Cómo no hablar de la alegría en estos días navideños. Esa parece ser la emoción de la mayoría de las personas o lo que se transpira en el ambiente. Los alumbrados en las calles, los decorados brillantes en locales comerciales y la música festiva que resuena en la radio contribuyen a que nos sintamos menos apesadumbrados o irascibles. Hasta las mismas vacaciones colectivas se suman a este clima de risas y optimismo, a este regocijo de campanas en el que anda nuestro espíritu.

La alegría es un estado de afirmación a la vida. Es una expresión de certeza y satisfacción con lo que somos o tenemos. No hay fractura con nuestra interioridad; todo parece fluir y nos consideramos bendecidos por la suerte. El que está alegre ve menos sombras en el paisaje de su existencia y cuenta con una reserva de ánimo ilimitada. Cuando así nos sentimos somos más tolerantes y nuestras manos se saben más generosas. Sin parecer demasiado filosóficos podemos decir que la alegría es la mensajera predilecta de la felicidad, el rostro visible del gozo.

La alegría, por lo demás, está relacionada con el juego. Y el juego es el ámbito en donde se abandonan todas las armas y las apariencias para ser como somos, para poner en escena nuestra autenticidad. Sin temores, sin miedo al repudio o al enjuiciamiento. La alegría es, en este sentido, el florecer o germinar de nuestra libertad. Quien está alegre se siente liberado, manumitido de presiones sociales o demandas ajenas. Por eso la alegría es un desahogo y por eso también es traviesa, porque la médula de nuestra humanidad no soporta las cadenas.

Tan fuerte es la emoción de la alegría que busca manifestarse en el baile, en la fiesta. Ansiamos que esa sensación se contagie. No parece suficiente guardarla para nosotros; es menester que se irradie, que pueda ser compartida. Y con cada grito de exaltación, con cada movimiento rítmico de nuestro cuerpo, la alegría establece puentes para restituir la igualdad entre los hombres. La hermandad de la alegría diluye diferencias de clase, credo, etnia o edad. Nadie puede quedarse por fuera de este alborozo. El esparcimiento se vuelve el cometido común. Tal es la importancia de las fiestas populares que tienen como fin irradiar la alegría a toda una comunidad. Con la alegría certificamos el valor de la convivencia y el encuentro.
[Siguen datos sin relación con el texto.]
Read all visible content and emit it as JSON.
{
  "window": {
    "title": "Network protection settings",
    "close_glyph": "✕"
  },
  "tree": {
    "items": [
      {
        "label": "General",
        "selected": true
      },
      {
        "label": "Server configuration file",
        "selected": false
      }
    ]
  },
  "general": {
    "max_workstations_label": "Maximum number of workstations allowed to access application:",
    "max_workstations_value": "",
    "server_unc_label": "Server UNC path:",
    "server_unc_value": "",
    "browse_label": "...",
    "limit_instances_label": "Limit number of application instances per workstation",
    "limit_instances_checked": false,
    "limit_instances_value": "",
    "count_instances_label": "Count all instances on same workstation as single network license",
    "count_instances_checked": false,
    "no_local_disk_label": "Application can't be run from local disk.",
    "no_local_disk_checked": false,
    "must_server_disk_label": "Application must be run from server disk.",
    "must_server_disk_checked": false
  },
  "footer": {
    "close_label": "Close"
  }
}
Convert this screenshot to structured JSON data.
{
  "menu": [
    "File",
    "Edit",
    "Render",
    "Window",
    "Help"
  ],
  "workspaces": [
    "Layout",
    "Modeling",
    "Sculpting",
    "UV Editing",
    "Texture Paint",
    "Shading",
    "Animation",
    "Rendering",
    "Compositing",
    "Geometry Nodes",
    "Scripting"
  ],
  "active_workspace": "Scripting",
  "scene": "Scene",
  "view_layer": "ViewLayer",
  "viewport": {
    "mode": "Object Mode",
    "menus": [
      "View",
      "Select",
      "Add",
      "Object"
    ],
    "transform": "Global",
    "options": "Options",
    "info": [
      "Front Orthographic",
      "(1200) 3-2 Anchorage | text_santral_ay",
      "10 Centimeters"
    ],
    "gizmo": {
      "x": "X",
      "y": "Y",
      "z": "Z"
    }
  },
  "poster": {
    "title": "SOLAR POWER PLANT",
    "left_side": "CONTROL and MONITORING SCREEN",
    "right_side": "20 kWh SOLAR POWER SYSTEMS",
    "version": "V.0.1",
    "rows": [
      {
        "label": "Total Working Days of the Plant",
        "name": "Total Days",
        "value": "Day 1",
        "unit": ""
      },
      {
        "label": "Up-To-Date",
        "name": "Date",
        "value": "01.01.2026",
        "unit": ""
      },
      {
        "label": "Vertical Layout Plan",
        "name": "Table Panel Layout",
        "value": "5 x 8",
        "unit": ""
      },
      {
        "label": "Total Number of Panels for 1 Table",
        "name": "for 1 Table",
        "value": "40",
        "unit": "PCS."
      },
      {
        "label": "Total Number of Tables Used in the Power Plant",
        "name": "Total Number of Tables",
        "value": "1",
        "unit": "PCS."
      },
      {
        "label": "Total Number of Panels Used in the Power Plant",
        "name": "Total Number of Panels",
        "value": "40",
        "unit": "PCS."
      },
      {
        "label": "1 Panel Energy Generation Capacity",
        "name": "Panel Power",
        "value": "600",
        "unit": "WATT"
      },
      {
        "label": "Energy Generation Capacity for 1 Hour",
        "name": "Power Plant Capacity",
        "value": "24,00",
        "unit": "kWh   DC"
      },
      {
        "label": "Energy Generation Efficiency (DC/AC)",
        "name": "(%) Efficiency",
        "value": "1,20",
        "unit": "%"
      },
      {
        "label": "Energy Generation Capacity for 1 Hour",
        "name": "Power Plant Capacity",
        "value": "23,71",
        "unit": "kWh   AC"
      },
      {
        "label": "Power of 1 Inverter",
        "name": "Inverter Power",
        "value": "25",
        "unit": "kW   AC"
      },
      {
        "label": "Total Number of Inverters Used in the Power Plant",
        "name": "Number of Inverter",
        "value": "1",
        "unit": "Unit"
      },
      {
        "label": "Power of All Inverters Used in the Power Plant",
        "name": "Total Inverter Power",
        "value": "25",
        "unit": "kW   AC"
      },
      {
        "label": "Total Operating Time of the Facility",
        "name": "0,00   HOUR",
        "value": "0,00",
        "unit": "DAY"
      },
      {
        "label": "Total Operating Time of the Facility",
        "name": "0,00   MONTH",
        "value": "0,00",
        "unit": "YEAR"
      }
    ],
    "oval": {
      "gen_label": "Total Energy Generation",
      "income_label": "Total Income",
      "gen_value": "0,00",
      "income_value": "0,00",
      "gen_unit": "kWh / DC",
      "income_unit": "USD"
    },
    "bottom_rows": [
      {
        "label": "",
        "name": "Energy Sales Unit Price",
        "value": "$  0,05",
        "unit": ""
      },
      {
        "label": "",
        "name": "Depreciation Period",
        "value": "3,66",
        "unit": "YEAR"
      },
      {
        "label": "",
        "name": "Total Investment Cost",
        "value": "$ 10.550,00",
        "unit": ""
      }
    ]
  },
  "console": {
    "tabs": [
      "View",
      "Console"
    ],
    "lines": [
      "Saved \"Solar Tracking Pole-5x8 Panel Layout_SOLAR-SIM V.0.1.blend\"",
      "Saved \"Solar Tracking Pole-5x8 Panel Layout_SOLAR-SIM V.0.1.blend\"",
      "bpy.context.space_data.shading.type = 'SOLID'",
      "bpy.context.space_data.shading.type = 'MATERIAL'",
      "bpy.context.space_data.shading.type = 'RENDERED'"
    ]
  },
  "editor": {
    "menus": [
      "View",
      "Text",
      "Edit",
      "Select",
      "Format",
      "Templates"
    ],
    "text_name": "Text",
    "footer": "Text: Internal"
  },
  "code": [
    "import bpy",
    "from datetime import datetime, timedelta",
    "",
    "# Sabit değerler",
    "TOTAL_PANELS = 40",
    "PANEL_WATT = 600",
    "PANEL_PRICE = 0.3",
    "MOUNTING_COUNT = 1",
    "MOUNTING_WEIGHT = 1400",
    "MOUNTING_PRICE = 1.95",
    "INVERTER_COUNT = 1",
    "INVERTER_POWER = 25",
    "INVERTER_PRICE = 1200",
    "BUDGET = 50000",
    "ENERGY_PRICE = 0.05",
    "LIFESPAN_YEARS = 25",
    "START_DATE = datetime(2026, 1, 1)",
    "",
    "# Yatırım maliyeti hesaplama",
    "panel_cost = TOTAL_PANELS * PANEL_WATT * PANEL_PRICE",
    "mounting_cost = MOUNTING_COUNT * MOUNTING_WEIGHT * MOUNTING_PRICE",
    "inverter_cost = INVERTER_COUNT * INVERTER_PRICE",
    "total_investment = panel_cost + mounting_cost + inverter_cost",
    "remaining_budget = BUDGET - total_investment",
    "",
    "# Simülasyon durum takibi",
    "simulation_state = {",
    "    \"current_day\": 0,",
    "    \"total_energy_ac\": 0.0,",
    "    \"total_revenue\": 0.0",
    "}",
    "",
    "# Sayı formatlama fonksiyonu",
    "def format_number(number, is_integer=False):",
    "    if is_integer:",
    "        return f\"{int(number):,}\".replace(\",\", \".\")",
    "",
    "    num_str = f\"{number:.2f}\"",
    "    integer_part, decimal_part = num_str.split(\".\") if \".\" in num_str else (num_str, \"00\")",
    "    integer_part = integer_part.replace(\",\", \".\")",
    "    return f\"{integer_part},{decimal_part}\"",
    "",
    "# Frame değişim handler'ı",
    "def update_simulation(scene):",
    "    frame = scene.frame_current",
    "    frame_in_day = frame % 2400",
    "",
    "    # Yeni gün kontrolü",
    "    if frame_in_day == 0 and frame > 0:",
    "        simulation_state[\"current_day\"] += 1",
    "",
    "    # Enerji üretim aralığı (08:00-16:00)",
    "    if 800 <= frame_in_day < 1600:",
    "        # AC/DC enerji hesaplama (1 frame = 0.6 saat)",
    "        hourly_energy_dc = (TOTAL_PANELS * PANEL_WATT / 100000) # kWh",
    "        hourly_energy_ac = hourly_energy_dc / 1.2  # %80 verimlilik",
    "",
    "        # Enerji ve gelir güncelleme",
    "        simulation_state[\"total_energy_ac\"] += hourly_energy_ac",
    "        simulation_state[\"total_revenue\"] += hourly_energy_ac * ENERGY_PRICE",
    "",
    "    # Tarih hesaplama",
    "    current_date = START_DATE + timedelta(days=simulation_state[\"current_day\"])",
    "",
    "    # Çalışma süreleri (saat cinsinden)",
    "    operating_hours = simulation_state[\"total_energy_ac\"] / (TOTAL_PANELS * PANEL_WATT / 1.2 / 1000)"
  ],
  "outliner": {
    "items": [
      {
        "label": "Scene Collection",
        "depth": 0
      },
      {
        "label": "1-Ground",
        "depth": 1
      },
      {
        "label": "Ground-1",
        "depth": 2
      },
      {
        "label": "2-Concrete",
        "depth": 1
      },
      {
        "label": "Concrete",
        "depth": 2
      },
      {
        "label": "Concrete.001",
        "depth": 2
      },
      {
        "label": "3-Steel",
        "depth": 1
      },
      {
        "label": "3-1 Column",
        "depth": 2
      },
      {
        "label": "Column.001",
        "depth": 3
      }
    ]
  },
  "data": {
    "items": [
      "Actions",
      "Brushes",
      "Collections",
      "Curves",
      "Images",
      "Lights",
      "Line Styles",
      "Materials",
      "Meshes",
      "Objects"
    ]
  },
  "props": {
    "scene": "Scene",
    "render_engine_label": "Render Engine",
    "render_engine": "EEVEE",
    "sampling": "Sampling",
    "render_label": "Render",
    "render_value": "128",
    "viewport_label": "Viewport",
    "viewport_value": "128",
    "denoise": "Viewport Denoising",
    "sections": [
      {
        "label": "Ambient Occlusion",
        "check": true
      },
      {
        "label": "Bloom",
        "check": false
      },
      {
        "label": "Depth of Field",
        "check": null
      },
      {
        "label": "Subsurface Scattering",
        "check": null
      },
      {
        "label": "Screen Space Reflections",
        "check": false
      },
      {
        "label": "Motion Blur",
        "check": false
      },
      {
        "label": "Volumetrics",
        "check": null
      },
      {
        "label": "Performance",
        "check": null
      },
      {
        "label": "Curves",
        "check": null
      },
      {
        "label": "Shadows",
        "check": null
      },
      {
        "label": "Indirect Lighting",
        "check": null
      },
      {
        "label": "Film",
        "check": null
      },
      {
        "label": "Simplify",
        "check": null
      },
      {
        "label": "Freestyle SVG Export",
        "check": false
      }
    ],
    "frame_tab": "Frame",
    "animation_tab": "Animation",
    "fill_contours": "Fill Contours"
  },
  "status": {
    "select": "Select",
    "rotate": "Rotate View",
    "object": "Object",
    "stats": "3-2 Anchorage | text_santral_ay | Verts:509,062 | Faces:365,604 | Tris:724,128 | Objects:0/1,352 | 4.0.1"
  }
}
Es apenas natural que durante estas fechas decembrinas participemos y promulguemos la alegría. Nuestro espíritu necesita desprenderse de los huraños quejumbrosos y apartarse de los cascarrabias empecinados. Basta agregar una sonrisa a nuestra comunicación cotidiana para descubrir el impacto y los beneficios producidos. Es necesario darle mayor flexibilidad a nuestro espíritu para no andar rompiéndonos el alma por cualquier tontería. Es más: si logramos con nuestras acciones o nuestras palabras contribuir a que otro ser humano redescubra su potencial de alegría, habremos cumplido una de la obras secretas de la misericordia.

Las campanas de navidad, los cantos, los adornos multicolores, nos advierten de que no podemos perder la alegría. A pesar de los problemas, las adversidades o los sufrimientos, sigue habiendo motivos para levantar las manos y celebrar. Ahí están, a nuestro lado, familiares que nos quieren; pese a todos los obstáculos, algún proyecto personal ha logrado terminarse; contamos con salud y trabajo; seguimos manteniendo en alto varios sueños; tenemos manos amigas que nos ayudan; hemos conseguido por fin un techo propio… Siempre habrá razones para estar alegres. Sabernos vivos es ya, de por sí, una causa para sentirnos contentos.